Midget submarines have for a surprising length of time been a
favorite means of delivery of bomb or mine. As far back as
1776, David Bushnell scored several near-misses against a British ship of the line in New York harbor. His craft: an ingenious
pedal-driven submersible, strictly homemade.
Ashore, one of the favorite targets of sabotage has been the
railway train. In one famous episode the tables were turned and a train was the intended means of delivery. On April 12, 1862, the crew of a small Confederate locomotive called The General, hauling three box cars, stopped for breakfast at the Kennesaw,
Georgia, railway station. A Union spy named James Andrews
and nineteen Union soldiers who had infiltrated deep into
enemy territory commandeered the locomotive. They headed
for Chattanooga, which was under Union siege. Their object was
to burn and blow up bridges as they went along, thus cutting off
the Tennessee city from any possible Confederate relief by rail.
The legitimate crew, quickly firing up another locomotive, gave
chase. At last The General ran out of fuel and steam. Andrews
and his troopers took to the woods. Within a week all were
rounded up. Andrews and seven of the men were executed, the
usual harsh fate for the failed saboteur.

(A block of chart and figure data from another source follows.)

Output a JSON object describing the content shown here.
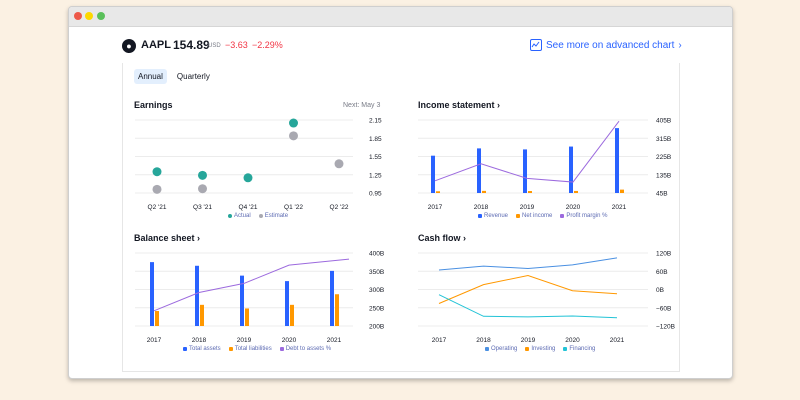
{
  "header": {
    "logo_icon": "apple-logo",
    "ticker": "AAPL",
    "price": "154.89",
    "currency": "USD",
    "change": "−3.63",
    "change_pct": "−2.29%",
    "advanced_link": "See more on advanced chart",
    "advanced_chev": "›"
  },
  "tabs": [
    {
      "label": "Annual",
      "active": true
    },
    {
      "label": "Quarterly",
      "active": false
    }
  ],
  "colors": {
    "actual": "#26a69a",
    "estimate": "#a9a9b1",
    "revenue": "#2962ff",
    "net_income": "#ff9800",
    "margin": "#9c6ade",
    "operating": "#4a90e2",
    "investing": "#ff9800",
    "financing": "#22c3d6",
    "negative": "#f23645"
  },
  "panels": {
    "earnings": {
      "title": "Earnings",
      "next": "Next: May 3"
    },
    "income": {
      "title": "Income statement",
      "chev": "›"
    },
    "balance": {
      "title": "Balance sheet",
      "chev": "›"
    },
    "cashflow": {
      "title": "Cash flow",
      "chev": "›"
    }
  },
  "chart_data": [
    {
      "id": "earnings",
      "type": "scatter",
      "categories": [
        "Q2 '21",
        "Q3 '21",
        "Q4 '21",
        "Q1 '22",
        "Q2 '22"
      ],
      "series": [
        {
          "name": "Actual",
          "values": [
            1.3,
            1.24,
            1.2,
            2.1,
            null
          ]
        },
        {
          "name": "Estimate",
          "values": [
            1.01,
            1.02,
            null,
            1.89,
            1.43
          ]
        }
      ],
      "yticks": [
        "2.15",
        "1.85",
        "1.55",
        "1.25",
        "0.95"
      ],
      "ylim": [
        0.95,
        2.15
      ]
    },
    {
      "id": "income",
      "type": "bar",
      "categories": [
        "2017",
        "2018",
        "2019",
        "2020",
        "2021"
      ],
      "series": [
        {
          "name": "Revenue",
          "values": [
            229,
            265,
            260,
            274,
            365
          ]
        },
        {
          "name": "Net income",
          "values": [
            48,
            59,
            55,
            57,
            94
          ]
        },
        {
          "name": "Profit margin %",
          "values": [
            21,
            22.4,
            21.2,
            20.9,
            25.9
          ]
        }
      ],
      "yticks": [
        "405B",
        "315B",
        "225B",
        "135B",
        "45B"
      ],
      "ylim": [
        45,
        405
      ]
    },
    {
      "id": "balance",
      "type": "bar",
      "categories": [
        "2017",
        "2018",
        "2019",
        "2020",
        "2021"
      ],
      "series": [
        {
          "name": "Total assets",
          "values": [
            375,
            365,
            338,
            323,
            351
          ]
        },
        {
          "name": "Total liabilities",
          "values": [
            241,
            258,
            248,
            258,
            287
          ]
        },
        {
          "name": "Debt to assets %",
          "values": [
            25,
            31,
            34,
            40,
            42
          ]
        }
      ],
      "yticks": [
        "400B",
        "350B",
        "300B",
        "250B",
        "200B"
      ],
      "ylim": [
        200,
        400
      ]
    },
    {
      "id": "cashflow",
      "type": "line",
      "categories": [
        "2017",
        "2018",
        "2019",
        "2020",
        "2021"
      ],
      "series": [
        {
          "name": "Operating",
          "values": [
            64,
            77,
            69,
            81,
            104
          ]
        },
        {
          "name": "Investing",
          "values": [
            -46,
            16,
            46,
            -4,
            -14
          ]
        },
        {
          "name": "Financing",
          "values": [
            -17,
            -88,
            -90,
            -87,
            -93
          ]
        }
      ],
      "yticks": [
        "120B",
        "60B",
        "0B",
        "−60B",
        "−120B"
      ],
      "ylim": [
        -120,
        120
      ]
    }
  ]
}
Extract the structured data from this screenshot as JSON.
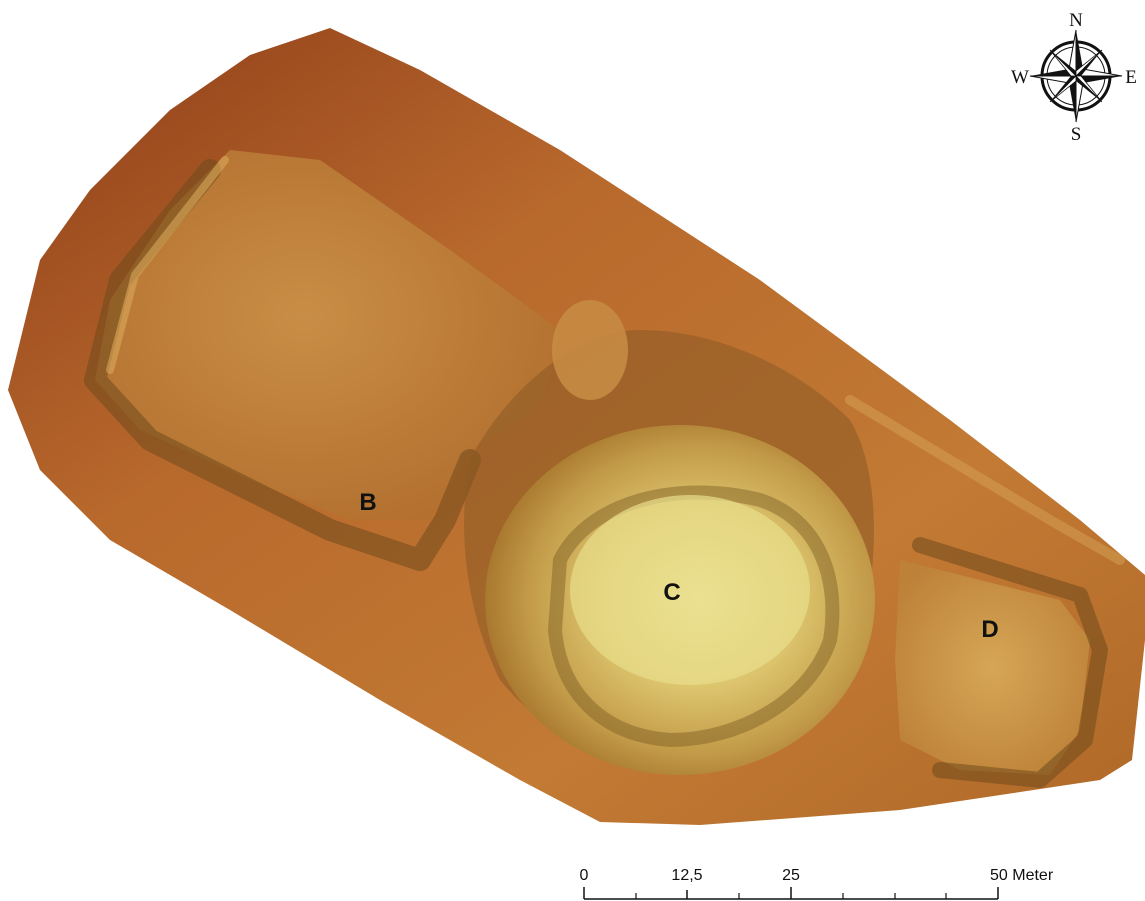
{
  "map": {
    "labels": {
      "b": "B",
      "c": "C",
      "d": "D"
    },
    "colors": {
      "terrain_edge": "#8a3a16",
      "terrain_mid": "#b8692c",
      "terrain_plateau": "#d49a45",
      "terrain_high": "#e9e08a",
      "ridge_shadow": "#6f4a1c",
      "ridge_light": "#e0b262"
    }
  },
  "compass": {
    "icon": "compass-rose-icon",
    "north": "N",
    "south": "S",
    "east": "E",
    "west": "W"
  },
  "scale_bar": {
    "tick_labels": [
      "0",
      "12,5",
      "25",
      "50 Meter"
    ]
  }
}
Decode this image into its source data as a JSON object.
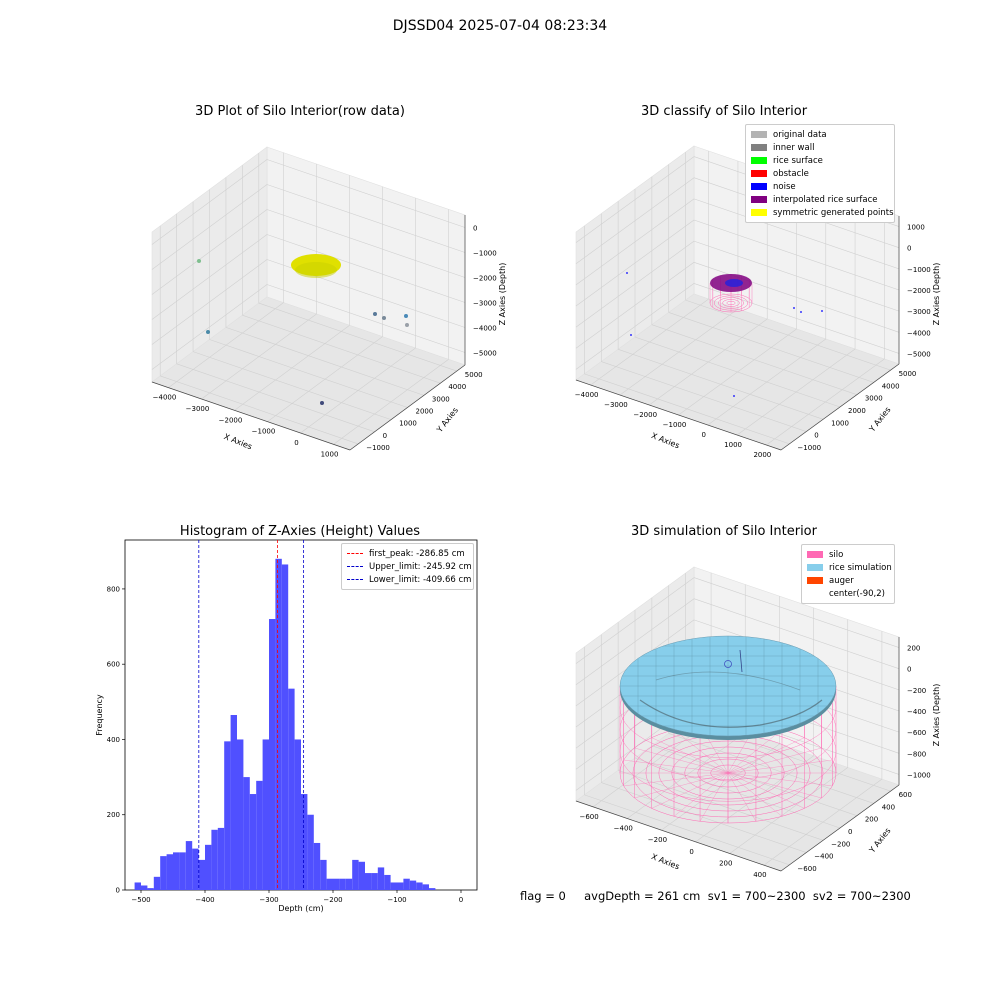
{
  "suptitle": "DJSSD04 2025-07-04 08:23:34",
  "footer": "flag = 0     avgDepth = 261 cm  sv1 = 700~2300  sv2 = 700~2300",
  "colors": {
    "hist_bar": "#5050ff",
    "first_peak": "#ff0000",
    "limits": "#0000cc",
    "silo": "#ff69b4",
    "rice": "#87ceeb",
    "auger": "#ff4500",
    "rice_top_raw": "#e0e000"
  },
  "chart_data": [
    {
      "type": "scatter3d",
      "title": "3D Plot of Silo Interior(row data)",
      "xlabel": "X Axies",
      "ylabel": "Y Axies",
      "zlabel": "Z Axies (Depth)",
      "x_ticks": [
        "−4000",
        "−3000",
        "−2000",
        "−1000",
        "0",
        "1000"
      ],
      "y_ticks": [
        "−1000",
        "0",
        "1000",
        "2000",
        "3000",
        "4000",
        "5000"
      ],
      "z_ticks": [
        "0",
        "−1000",
        "−2000",
        "−3000",
        "−4000",
        "−5000"
      ]
    },
    {
      "type": "scatter3d",
      "title": "3D classify of Silo Interior",
      "xlabel": "X Axies",
      "ylabel": "Y Axies",
      "zlabel": "Z Axies (Depth)",
      "x_ticks": [
        "−4000",
        "−3000",
        "−2000",
        "−1000",
        "0",
        "1000",
        "2000"
      ],
      "y_ticks": [
        "−1000",
        "0",
        "1000",
        "2000",
        "3000",
        "4000",
        "5000"
      ],
      "z_ticks": [
        "1000",
        "0",
        "−1000",
        "−2000",
        "−3000",
        "−4000",
        "−5000"
      ],
      "legend": [
        {
          "label": "original data",
          "color": "#b3b3b3"
        },
        {
          "label": "inner wall",
          "color": "#808080"
        },
        {
          "label": "rice surface",
          "color": "#00ff00"
        },
        {
          "label": "obstacle",
          "color": "#ff0000"
        },
        {
          "label": "noise",
          "color": "#0000ff"
        },
        {
          "label": "interpolated rice surface",
          "color": "#800080"
        },
        {
          "label": "symmetric generated points",
          "color": "#ffff00"
        }
      ]
    },
    {
      "type": "bar",
      "title": "Histogram of Z-Axies (Height) Values",
      "xlabel": "Depth (cm)",
      "ylabel": "Frequency",
      "xlim": [
        -525,
        25
      ],
      "ylim": [
        0,
        930
      ],
      "x_ticks": [
        -500,
        -400,
        -300,
        -200,
        -100,
        0
      ],
      "y_ticks": [
        0,
        200,
        400,
        600,
        800
      ],
      "bin_start": -510,
      "bin_width": 10,
      "values": [
        20,
        12,
        5,
        35,
        90,
        95,
        100,
        100,
        130,
        110,
        80,
        120,
        160,
        165,
        395,
        465,
        400,
        300,
        255,
        290,
        400,
        720,
        880,
        865,
        535,
        400,
        255,
        200,
        125,
        80,
        30,
        30,
        30,
        30,
        80,
        75,
        45,
        45,
        60,
        40,
        20,
        20,
        30,
        25,
        20,
        15,
        5
      ],
      "lines": [
        {
          "label": "first_peak: -286.85 cm",
          "x": -286.85,
          "color": "#ff0000"
        },
        {
          "label": "Upper_limit: -245.92 cm",
          "x": -245.92,
          "color": "#0000cc"
        },
        {
          "label": "Lower_limit: -409.66 cm",
          "x": -409.66,
          "color": "#0000cc"
        }
      ]
    },
    {
      "type": "surface3d",
      "title": "3D simulation of Silo Interior",
      "xlabel": "X Axies",
      "ylabel": "Y Axies",
      "zlabel": "Z Axies (Depth)",
      "x_ticks": [
        "−600",
        "−400",
        "−200",
        "0",
        "200",
        "400"
      ],
      "y_ticks": [
        "−600",
        "−400",
        "−200",
        "0",
        "200",
        "400",
        "600"
      ],
      "z_ticks": [
        "200",
        "0",
        "−200",
        "−400",
        "−600",
        "−800",
        "−1000"
      ],
      "legend": [
        {
          "label": "silo",
          "color": "#ff69b4"
        },
        {
          "label": "rice simulation",
          "color": "#87ceeb"
        },
        {
          "label": "auger",
          "color": "#ff4500"
        },
        {
          "label": "center(-90,2)",
          "color": ""
        }
      ]
    }
  ]
}
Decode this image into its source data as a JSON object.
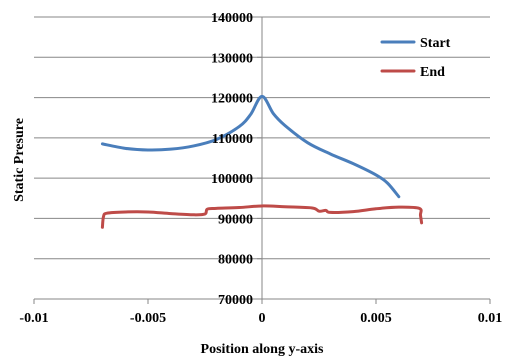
{
  "chart_data": {
    "type": "line",
    "title": "",
    "xlabel": "Position along y-axis",
    "ylabel": "Static Presure",
    "xlim": [
      -0.01,
      0.01
    ],
    "ylim": [
      70000,
      140000
    ],
    "x_ticks": [
      -0.01,
      -0.005,
      0,
      0.005,
      0.01
    ],
    "x_tick_labels": [
      "-0.01",
      "-0.005",
      "0",
      "0.005",
      "0.01"
    ],
    "y_ticks": [
      70000,
      80000,
      90000,
      100000,
      110000,
      120000,
      130000,
      140000
    ],
    "y_tick_labels": [
      "70000",
      "80000",
      "90000",
      "100000",
      "110000",
      "120000",
      "130000",
      "140000"
    ],
    "grid": "horizontal",
    "legend_position": "top-right",
    "series": [
      {
        "name": "Start",
        "color": "#4a7ebb",
        "points": [
          [
            -0.007,
            108500
          ],
          [
            -0.006,
            107400
          ],
          [
            -0.005,
            107000
          ],
          [
            -0.004,
            107200
          ],
          [
            -0.003,
            108000
          ],
          [
            -0.002,
            109600
          ],
          [
            -0.001,
            112800
          ],
          [
            -0.0005,
            115800
          ],
          [
            0.0,
            120300
          ],
          [
            0.0005,
            116000
          ],
          [
            0.001,
            113100
          ],
          [
            0.002,
            108800
          ],
          [
            0.003,
            106000
          ],
          [
            0.004,
            103600
          ],
          [
            0.005,
            100800
          ],
          [
            0.0055,
            98800
          ],
          [
            0.006,
            95400
          ]
        ]
      },
      {
        "name": "End",
        "color": "#be4b48",
        "points": [
          [
            -0.007,
            87800
          ],
          [
            -0.00695,
            90500
          ],
          [
            -0.0068,
            91300
          ],
          [
            -0.006,
            91600
          ],
          [
            -0.005,
            91600
          ],
          [
            -0.004,
            91200
          ],
          [
            -0.003,
            90900
          ],
          [
            -0.0025,
            91100
          ],
          [
            -0.0024,
            92300
          ],
          [
            -0.002,
            92500
          ],
          [
            -0.001,
            92700
          ],
          [
            0.0,
            93100
          ],
          [
            0.001,
            92900
          ],
          [
            0.0022,
            92600
          ],
          [
            0.0025,
            91800
          ],
          [
            0.0028,
            92000
          ],
          [
            0.003,
            91500
          ],
          [
            0.004,
            91700
          ],
          [
            0.005,
            92400
          ],
          [
            0.006,
            92800
          ],
          [
            0.0069,
            92500
          ],
          [
            0.00695,
            90800
          ],
          [
            0.007,
            88900
          ]
        ]
      }
    ]
  }
}
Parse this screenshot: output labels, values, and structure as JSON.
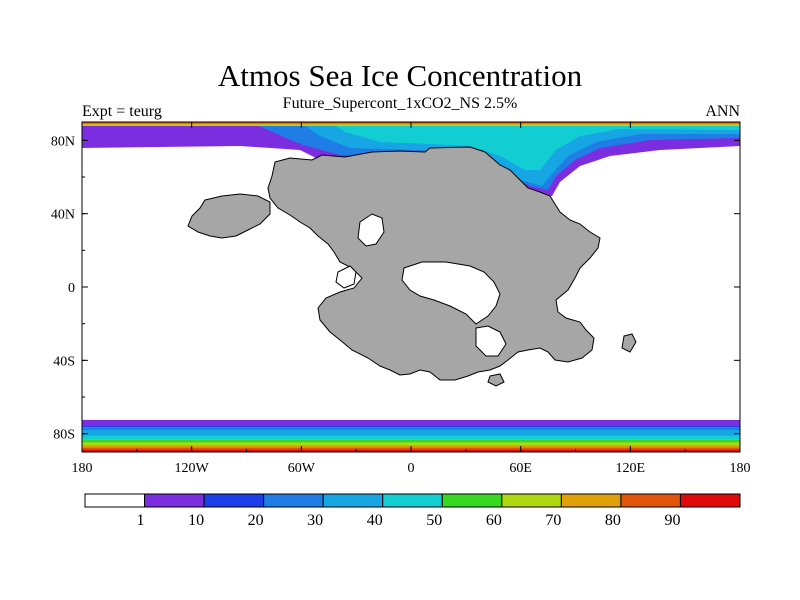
{
  "title": "Atmos Sea Ice Concentration",
  "subtitle": "Future_Supercont_1xCO2_NS 2.5%",
  "left_string": "Expt = teurg",
  "right_string": "ANN",
  "colors": {
    "land": "#a6a6a6",
    "coast": "#000000",
    "levels": [
      "#ffffff",
      "#7b2ee0",
      "#1a3ee8",
      "#1f7ee6",
      "#16a6e3",
      "#12cdd1",
      "#38d820",
      "#b0d810",
      "#e0a008",
      "#e05508",
      "#e00a0a"
    ]
  },
  "chart_data": {
    "type": "heatmap",
    "projection": "cylindrical-equidistant",
    "lon_range": [
      -180,
      180
    ],
    "lat_range": [
      -90,
      90
    ],
    "x_ticks": [
      {
        "value": -180,
        "label": "180"
      },
      {
        "value": -120,
        "label": "120W"
      },
      {
        "value": -60,
        "label": "60W"
      },
      {
        "value": 0,
        "label": "0"
      },
      {
        "value": 60,
        "label": "60E"
      },
      {
        "value": 120,
        "label": "120E"
      },
      {
        "value": 180,
        "label": "180"
      }
    ],
    "y_ticks": [
      {
        "value": 80,
        "label": "80N"
      },
      {
        "value": 40,
        "label": "40N"
      },
      {
        "value": 0,
        "label": "0"
      },
      {
        "value": -40,
        "label": "40S"
      },
      {
        "value": -80,
        "label": "80S"
      }
    ],
    "colorbar": {
      "levels": [
        1,
        10,
        20,
        30,
        40,
        50,
        60,
        70,
        80,
        90
      ],
      "labels": [
        "1",
        "10",
        "20",
        "30",
        "40",
        "50",
        "60",
        "70",
        "80",
        "90"
      ]
    },
    "south_ice_bands": [
      {
        "level_index": 10,
        "lat": [
          -90,
          -88.5
        ]
      },
      {
        "level_index": 9,
        "lat": [
          -88.5,
          -87.5
        ]
      },
      {
        "level_index": 8,
        "lat": [
          -87.5,
          -86.2
        ]
      },
      {
        "level_index": 7,
        "lat": [
          -86.2,
          -84.8
        ]
      },
      {
        "level_index": 6,
        "lat": [
          -84.8,
          -83.0
        ]
      },
      {
        "level_index": 5,
        "lat": [
          -83.0,
          -81.0
        ]
      },
      {
        "level_index": 4,
        "lat": [
          -81.0,
          -78.0
        ]
      },
      {
        "level_index": 3,
        "lat": [
          -78.0,
          -76.5
        ]
      },
      {
        "level_index": 2,
        "lat": [
          -76.5,
          -75.5
        ]
      },
      {
        "level_index": 1,
        "lat": [
          -75.5,
          -72.5
        ]
      }
    ]
  }
}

Sabotage as a form of human endeavor had no name until the l9th century. One day, it seems, an angry French worker threw his wooden shoe or sabot into a steam-driven engine and it came to a hissing, grinding halt. So the word sabotage was born, the taking of destructive action with a wooden shoe.
This may be folklore only. There is another explanation from a later date. In 19IO French railway workers were staging a massive strike. One of their favorite methods of protest was to tear up the cross ties supporting the rails. These wooded supports were also called sabots, and still are.
The word sabotage has, in the stormy course of the present century, been expanded to include a whole range of devious and destructive activities. From the year 1910 when the French workers tore up the cross ties until the Russian Revolution seven years later, the International Workers of the World (IWW) recognized sabotage as a legitimate form of slowdown. Then the violence of the upheaval against tsarist rule caused it to be outlawed as a weapon of labor protest.
In World War II and the Korean War, sabotage as a form of subversive action came into its own. More recently, the whole sad Vietnam War has been in a sense one panoramic act of sabotage.